Waardgelder

De waardgelders worden afgedankt op de Neude in Utrecht door Prins Maurits, 31 juli 1618

Een waardgelder is een huursoldaat of huurling in de Republiek der Zeven Verenigde Nederlanden. Het woord komt van het Duitse woord wartegeld wat wachtgeld betekent. In de 16e en 17e eeuw werden waardgelders aangesteld door de stedelijke magistraat ter bescherming van de stad tegen onlusten of aanvallen, als de eigen schutterij de situatie niet aankon. Het stadsbestuur had hiervoor toestemming nodig van de Staten-Generaal, die over de defensie van de Unie gingen.

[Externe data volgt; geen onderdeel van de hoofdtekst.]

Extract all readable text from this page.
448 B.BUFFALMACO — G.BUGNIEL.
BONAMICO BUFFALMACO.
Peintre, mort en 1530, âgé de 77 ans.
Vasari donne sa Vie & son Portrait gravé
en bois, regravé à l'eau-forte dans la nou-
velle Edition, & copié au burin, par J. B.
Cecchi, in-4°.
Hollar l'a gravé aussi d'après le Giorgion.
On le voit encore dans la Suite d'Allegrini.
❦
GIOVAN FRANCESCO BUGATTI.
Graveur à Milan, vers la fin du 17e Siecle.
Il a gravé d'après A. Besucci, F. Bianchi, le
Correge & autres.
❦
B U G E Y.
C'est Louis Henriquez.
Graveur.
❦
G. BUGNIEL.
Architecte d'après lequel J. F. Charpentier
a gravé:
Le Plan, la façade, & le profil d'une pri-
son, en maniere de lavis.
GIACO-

Het aanstellen van waardgelders begon tijdens de Nederlandse opstand. Johan van Oldenbarnevelt vermeldt dat ze in het jaar 1583, na de aanslag van de Hertog van Anjou op Antwerpen, in Rotterdam werden ingevoerd, omdat er onder de burgerij aldaar, groten lust was tot de Française, zodat men daar over beluchtende was enige populaire commotie ooft' hatelijkheden en daar en begreep dat men dezen best en insgelijks zou voorkomen niet door de schutterijen en met wapenen van de inwoners, maar door het in soldij nemen van enige luiden van wapenen, tot assistentie van de wettelijke autoriteit.

Vanwege de twisten tussen remonstranten en contraremonstranten werd in augustus 1617 door de Staten van Holland de zogenoemde 'Scherpe Resolutie' aangenomen; deze resolutie gaf de steden in Holland de mogelijkheid om eigenhandig, en op kosten van de Staten, waardgelders aan te nemen om onlusten te voorkomen. In de praktijk was de resolutie gericht tegen de schutterijen die meestal bestonden uit contraremonstranten. Hiermee ondermijnden de Staten het gezag van stadhouder Maurits van Oranje, de kapitein-generaal van het Staatse leger. Deze begaf zich naar Utrecht om de nieuw aangestelde waardgelders weer af te danken. Ook de Hollandse afgevaardigden reisden naar de stad. De waardgelders zijn volgens de achttiende-eeuwse historicus Jan Wagenaar in alle stilte ontslagen en vervangen door bestaand, goedkoper en inheems krijgsvolk.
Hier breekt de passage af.